Excerpts from David Stick’s Bald Head: The History of Smith Island and Cape Fear

  • William S. Powell, distinguished historian and author of the definitive North Carolina Gazetteer, says that the name Bald Head is properly applied only to a small area of no more than a few hundred acres occupying the extreme southwest portion of the southernmost of the islands in the complex.
  • The name CAPE FEAR first appeared on a map drawn by a member of Sir Walter Raleigh’s 1585 colony en route to Roanoke Island, stating: “wee were in great danger of a Wracke on a breache called the Cape of Feare.”
  • The vast areas of Smith Island marshland and the tidal creeks winding among them provide a productive spawning ground for a variety of marine creatures, not the least of which are oysters, shrimp, clams, and crabs, as well as a number of fin-fish, including spot and mullet.
  • Bald Head’s best-known and most-publicized marine visitor is the giant loggerhead turtle, which sometimes weighs as much as half a ton.  Awareness of the plight of the endangered loggerheads is especially acute on Bald Head, where a unique cooperative arrangement involving the developer, residents, the Nature Conservancy, and government agencies has resulted in an active “Turtle Watch” program.
  • Landgrave Thomas Smith, a prominent merchant from Charlestown, secured a grant for the island on which Cape Fear was located on May 8, 1713 for the purpose of trading with the Indians.
  • In September 1717 the notorious pirate Stede Bonnett was captured by Colonel Rhett in the waters of the Cape Fear River adjacent to Bald Head Island.
  • During the War of Jenkins’ Ear (cir. 1740’s) a Spanish man-of-war appeared off Bald Head, harassing vessels entering Port Brunswick and commandeering others departing North Carolina with naval stores.

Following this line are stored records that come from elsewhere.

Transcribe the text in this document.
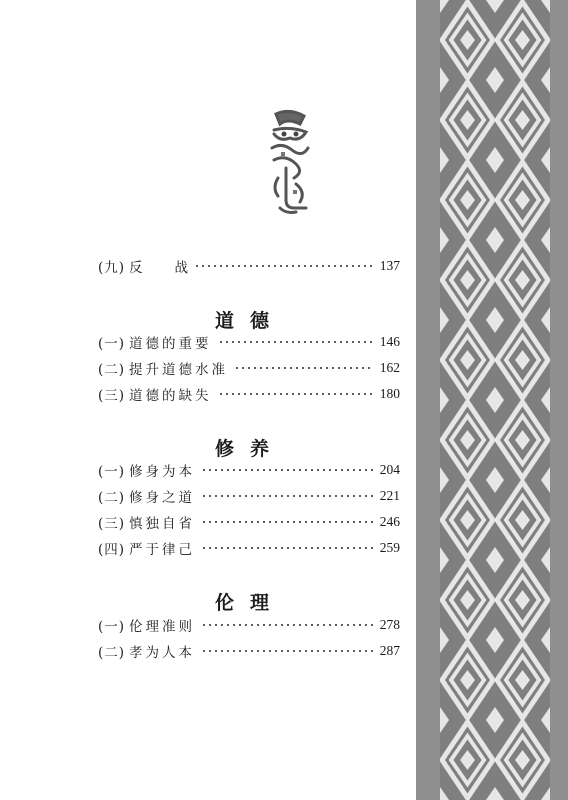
(九) 反 战	137
道德
(一) 道德的重要	146
(二) 提升道德水准	162
(三) 道德的缺失	180
修养
(一) 修身为本	204
(二) 修身之道	221
(三) 慎独自省	246
(四) 严于律己	259
伦理
(一) 伦理准则	278
(二) 孝为人本	287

As a result Fort Johnston was begun for the defense of the Cape Fear River.
  • Benjamin Smith , the last of the heirs of Landgrave Thomas Smith to hold title to Smith Island and Bald Head, died in 1826 following a distinguished career in which he served as an aide de camp to General Washington as well as Governor of North Carolina, 1810-1811.
  • In 1784 the North Carolina Assembly authorized a special duty of six pence per ton to be paid by all vessels entering the Cape Fear, the proceeds to be used for “erecting beacons and buoys at the mouth of the Cape Fear River.”  By 1789 there was enough money in the hands of the commissioners to begin construction of a lighthouse on Bald Head.  Benjamin Smith, a member of the commission and owner of Bald Head, donated 10 acres, with the stipulation “that no person, shall be allowed to carry or keep on the said island, or any part thereof, any cattle, hogs, or stock of any kind.” The lighthouse keeper was permitted to keep poultry, a cow, and a calf but anyone found hunting on the Island would be fined five pounds the first time and ten pounds for each succeeding offense.

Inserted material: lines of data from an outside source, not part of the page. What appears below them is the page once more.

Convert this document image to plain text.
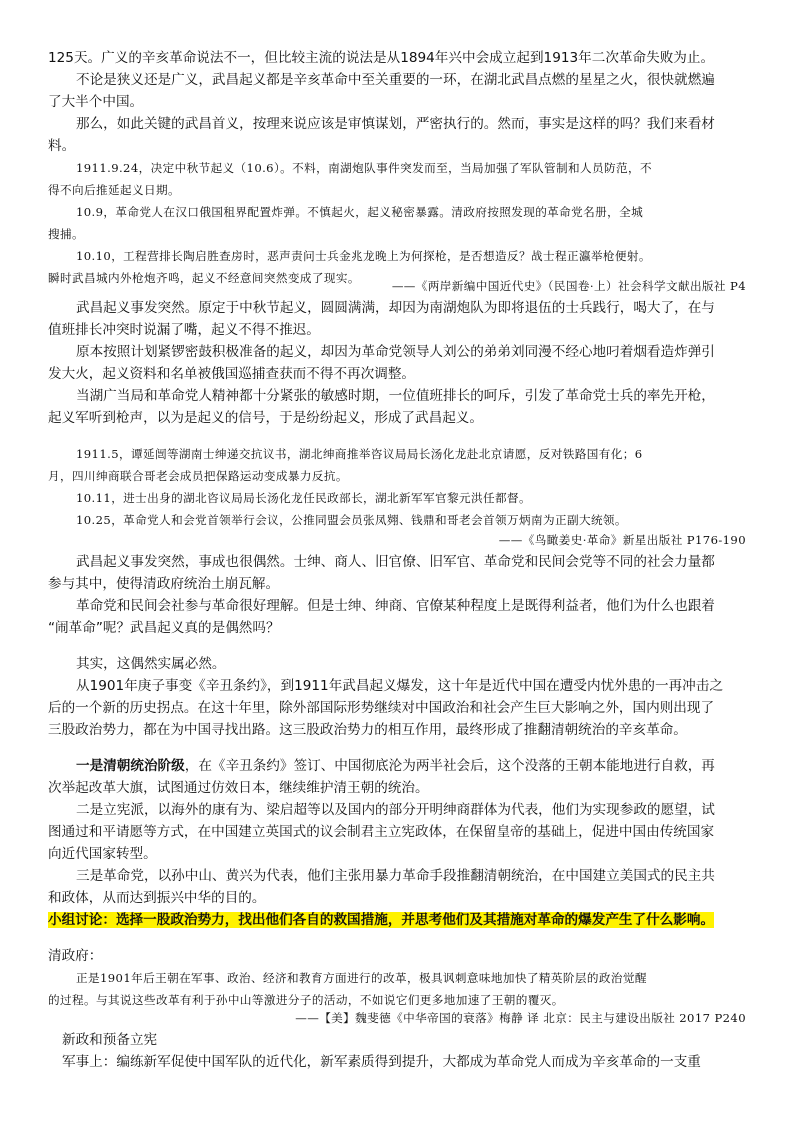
125天。广义的辛亥革命说法不一，但比较主流的说法是从1894年兴中会成立起到1913年二次革命失败为止。
不论是狭义还是广义，武昌起义都是辛亥革命中至关重要的一环，在湖北武昌点燃的星星之火，很快就燃遍
了大半个中国。
那么，如此关键的武昌首义，按理来说应该是审慎谋划，严密执行的。然而，事实是这样的吗？我们来看材
料。
1911.9.24，决定中秋节起义（10.6）。不料，南湖炮队事件突发而至，当局加强了军队管制和人员防范，不
得不向后推延起义日期。
10.9，革命党人在汉口俄国租界配置炸弹。不慎起火，起义秘密暴露。清政府按照发现的革命党名册，全城
搜捕。
10.10，工程营排长陶启胜查房时，恶声责问士兵金兆龙晚上为何探枪，是否想造反？战士程正瀛举枪便射。
瞬时武昌城内外枪炮齐鸣，起义不经意间突然变成了现实。
——《两岸新编中国近代史》（民国卷·上）社会科学文献出版社 P4
武昌起义事发突然。原定于中秋节起义，圆圆满满，却因为南湖炮队为即将退伍的士兵践行，喝大了，在与
值班排长冲突时说漏了嘴，起义不得不推迟。
原本按照计划紧锣密鼓积极准备的起义，却因为革命党领导人刘公的弟弟刘同漫不经心地叼着烟看造炸弹引
发大火，起义资料和名单被俄国巡捕查获而不得不再次调整。
当湖广当局和革命党人精神都十分紧张的敏感时期，一位值班排长的呵斥，引发了革命党士兵的率先开枪，
起义军听到枪声，以为是起义的信号，于是纷纷起义，形成了武昌起义。
1911.5，谭延闿等湖南士绅递交抗议书，湖北绅商推举咨议局局长汤化龙赴北京请愿，反对铁路国有化；6
月，四川绅商联合哥老会成员把保路运动变成暴力反抗。
10.11，进士出身的湖北咨议局局长汤化龙任民政部长，湖北新军军官黎元洪任都督。
10.25，革命党人和会党首领举行会议，公推同盟会员张凤翙、钱鼎和哥老会首领万炳南为正副大统领。
——《鸟瞰姜史·革命》新星出版社 P176-190
武昌起义事发突然，事成也很偶然。士绅、商人、旧官僚、旧军官、革命党和民间会党等不同的社会力量都
参与其中，使得清政府统治土崩瓦解。
革命党和民间会社参与革命很好理解。但是士绅、绅商、官僚某种程度上是既得利益者，他们为什么也跟着
“闹革命”呢？武昌起义真的是偶然吗？
其实，这偶然实属必然。
从1901年庚子事变《辛丑条约》，到1911年武昌起义爆发，这十年是近代中国在遭受内忧外患的一再冲击之
后的一个新的历史拐点。在这十年里，除外部国际形势继续对中国政治和社会产生巨大影响之外，国内则出现了
三股政治势力，都在为中国寻找出路。这三股政治势力的相互作用，最终形成了推翻清朝统治的辛亥革命。
一是清朝统治阶级，在《辛丑条约》签订、中国彻底沦为两半社会后，这个没落的王朝本能地进行自救，再
次举起改革大旗，试图通过仿效日本，继续维护清王朝的统治。
二是立宪派，以海外的康有为、梁启超等以及国内的部分开明绅商群体为代表，他们为实现参政的愿望，试
图通过和平请愿等方式，在中国建立英国式的议会制君主立宪政体，在保留皇帝的基础上，促进中国由传统国家
向近代国家转型。
三是革命党，以孙中山、黄兴为代表，他们主张用暴力革命手段推翻清朝统治，在中国建立美国式的民主共
和政体，从而达到振兴中华的目的。
小组讨论：选择一股政治势力，找出他们各自的救国措施，并思考他们及其措施对革命的爆发产生了什么影响。
清政府：
正是1901年后王朝在军事、政治、经济和教育方面进行的改革，极具讽刺意味地加快了精英阶层的政治觉醒
的过程。与其说这些改革有利于孙中山等激进分子的活动，不如说它们更多地加速了王朝的覆灭。
——【美】魏斐德《中华帝国的衰落》梅静 译 北京：民主与建设出版社 2017 P240
新政和预备立宪
军事上：编练新军促使中国军队的近代化，新军素质得到提升，大都成为革命党人而成为辛亥革命的一支重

  • John J. Hedrick, an engineer from Wilmington and commander of the Confederate “Cape Fear Minute Men” was put in charge of the building of Fort Holmes on the west side of Bald Head.  The primary mission of the 1,400 men of the 40th Regiment, North Carolina Troops under Hedrick’s command was to prevent enemy landings anywhere on Smith Island; another was to go to the aid of any friendly vessel unfortunate enough to run aground on or near the island.

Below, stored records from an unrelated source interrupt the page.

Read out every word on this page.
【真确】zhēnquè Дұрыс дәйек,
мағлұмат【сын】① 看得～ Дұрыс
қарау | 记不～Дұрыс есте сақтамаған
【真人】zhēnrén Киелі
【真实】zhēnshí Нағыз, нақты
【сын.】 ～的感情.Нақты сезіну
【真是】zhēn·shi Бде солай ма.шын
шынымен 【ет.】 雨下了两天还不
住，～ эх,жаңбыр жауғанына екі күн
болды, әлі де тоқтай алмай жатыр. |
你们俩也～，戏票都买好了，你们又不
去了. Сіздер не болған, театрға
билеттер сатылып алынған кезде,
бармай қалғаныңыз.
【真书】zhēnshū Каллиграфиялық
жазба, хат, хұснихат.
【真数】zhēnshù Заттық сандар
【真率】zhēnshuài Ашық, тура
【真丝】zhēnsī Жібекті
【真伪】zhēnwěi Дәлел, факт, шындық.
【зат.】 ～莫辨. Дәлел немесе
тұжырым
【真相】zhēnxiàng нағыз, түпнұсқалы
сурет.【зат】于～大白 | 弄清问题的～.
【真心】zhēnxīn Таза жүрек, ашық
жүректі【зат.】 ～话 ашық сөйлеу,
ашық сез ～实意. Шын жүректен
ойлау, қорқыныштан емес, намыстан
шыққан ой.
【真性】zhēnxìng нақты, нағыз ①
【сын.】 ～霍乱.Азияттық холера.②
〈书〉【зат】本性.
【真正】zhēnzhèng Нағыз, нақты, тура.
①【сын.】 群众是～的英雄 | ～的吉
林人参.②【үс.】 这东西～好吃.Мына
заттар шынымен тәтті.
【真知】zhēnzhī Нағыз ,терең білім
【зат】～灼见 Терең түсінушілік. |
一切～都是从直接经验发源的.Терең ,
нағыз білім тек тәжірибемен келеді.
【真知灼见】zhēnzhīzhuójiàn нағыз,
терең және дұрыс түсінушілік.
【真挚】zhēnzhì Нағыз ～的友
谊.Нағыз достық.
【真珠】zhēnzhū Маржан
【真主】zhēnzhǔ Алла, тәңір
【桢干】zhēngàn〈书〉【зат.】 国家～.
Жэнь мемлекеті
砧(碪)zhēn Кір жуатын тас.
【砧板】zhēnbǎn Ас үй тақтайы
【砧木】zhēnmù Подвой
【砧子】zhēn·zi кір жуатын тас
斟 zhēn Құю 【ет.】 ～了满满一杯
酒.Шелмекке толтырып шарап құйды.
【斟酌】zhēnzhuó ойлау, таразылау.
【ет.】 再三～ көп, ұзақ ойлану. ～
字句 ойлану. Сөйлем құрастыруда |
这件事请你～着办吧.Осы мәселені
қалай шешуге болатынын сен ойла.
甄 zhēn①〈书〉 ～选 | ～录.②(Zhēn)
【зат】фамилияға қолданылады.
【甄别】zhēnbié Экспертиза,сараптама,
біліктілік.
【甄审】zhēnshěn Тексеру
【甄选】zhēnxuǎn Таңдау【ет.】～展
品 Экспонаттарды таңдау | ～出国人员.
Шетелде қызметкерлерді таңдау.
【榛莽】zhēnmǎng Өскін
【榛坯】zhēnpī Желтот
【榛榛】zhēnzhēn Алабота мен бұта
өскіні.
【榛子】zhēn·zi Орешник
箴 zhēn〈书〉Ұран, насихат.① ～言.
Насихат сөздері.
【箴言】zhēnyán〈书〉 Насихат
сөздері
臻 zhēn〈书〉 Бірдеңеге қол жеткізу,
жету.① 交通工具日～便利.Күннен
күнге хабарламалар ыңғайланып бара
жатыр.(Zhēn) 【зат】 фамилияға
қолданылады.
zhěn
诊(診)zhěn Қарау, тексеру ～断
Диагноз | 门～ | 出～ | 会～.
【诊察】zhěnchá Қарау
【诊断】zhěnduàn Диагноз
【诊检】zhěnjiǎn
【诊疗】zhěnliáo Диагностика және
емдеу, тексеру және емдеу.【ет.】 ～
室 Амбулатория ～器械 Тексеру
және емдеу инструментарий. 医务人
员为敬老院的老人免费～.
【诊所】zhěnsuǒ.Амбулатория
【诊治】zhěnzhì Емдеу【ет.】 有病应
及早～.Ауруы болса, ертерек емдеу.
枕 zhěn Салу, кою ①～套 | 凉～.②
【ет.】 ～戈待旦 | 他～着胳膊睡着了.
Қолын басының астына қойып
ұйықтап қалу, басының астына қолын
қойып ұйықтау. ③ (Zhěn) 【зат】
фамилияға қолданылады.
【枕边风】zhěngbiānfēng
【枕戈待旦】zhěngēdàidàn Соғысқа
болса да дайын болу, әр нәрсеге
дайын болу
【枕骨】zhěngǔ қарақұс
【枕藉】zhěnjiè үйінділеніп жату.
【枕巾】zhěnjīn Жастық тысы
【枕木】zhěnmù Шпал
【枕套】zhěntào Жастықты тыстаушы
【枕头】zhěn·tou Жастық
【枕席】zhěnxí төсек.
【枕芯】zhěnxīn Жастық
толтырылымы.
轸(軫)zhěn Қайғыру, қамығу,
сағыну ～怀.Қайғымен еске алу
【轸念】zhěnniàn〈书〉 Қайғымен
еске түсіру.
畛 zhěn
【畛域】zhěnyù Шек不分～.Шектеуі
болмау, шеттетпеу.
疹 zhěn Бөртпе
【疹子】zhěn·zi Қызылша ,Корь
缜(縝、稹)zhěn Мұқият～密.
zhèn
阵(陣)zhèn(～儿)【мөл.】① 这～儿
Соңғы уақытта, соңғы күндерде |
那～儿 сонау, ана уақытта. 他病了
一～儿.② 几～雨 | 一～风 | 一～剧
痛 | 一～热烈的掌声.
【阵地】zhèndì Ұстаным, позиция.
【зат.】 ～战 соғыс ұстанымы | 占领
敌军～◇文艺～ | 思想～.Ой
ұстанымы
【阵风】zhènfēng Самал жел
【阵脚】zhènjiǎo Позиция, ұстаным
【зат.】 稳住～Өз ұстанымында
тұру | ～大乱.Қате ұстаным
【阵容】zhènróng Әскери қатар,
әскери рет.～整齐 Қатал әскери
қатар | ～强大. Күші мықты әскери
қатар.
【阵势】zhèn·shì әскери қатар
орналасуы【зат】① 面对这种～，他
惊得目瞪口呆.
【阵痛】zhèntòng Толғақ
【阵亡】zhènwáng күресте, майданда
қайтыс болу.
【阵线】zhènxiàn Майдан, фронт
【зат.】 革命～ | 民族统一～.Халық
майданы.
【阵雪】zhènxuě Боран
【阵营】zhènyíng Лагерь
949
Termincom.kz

  • An early plan, in the 1920’s and 30’s, for development of what the promoter called “Palmetto Island” resulted in clearing for proposed roads, and construction of a pier, a pavilion, and a partially completed hotel.
  • Frank O. Sherrill of Charlotte purchased Bald Head Island in 1938 with plans for a major resort which would include a four lane  “ocean highway” down the East Beach from Fort Fisher – to be paid for by the State of NC. In 1963 he consolidated his holdings by purchasing the federal property surrounding the two Lightstations and Lifesaving Station.
  • In 1972 the Carolina Cape Fear Corporation purchased Bald Head from Frank Sherrill and announced development plans; however, politics, an economic recession, and a new public awareness of the value of undeveloped natural areas doomed their project to failure.
  • Today 10,000 acres of marsh and estuary belong to the State of North Carolina. The Bald Head Island Conservancy and the North Carolina Nature Conservancy are involved in managing the undeveloped land.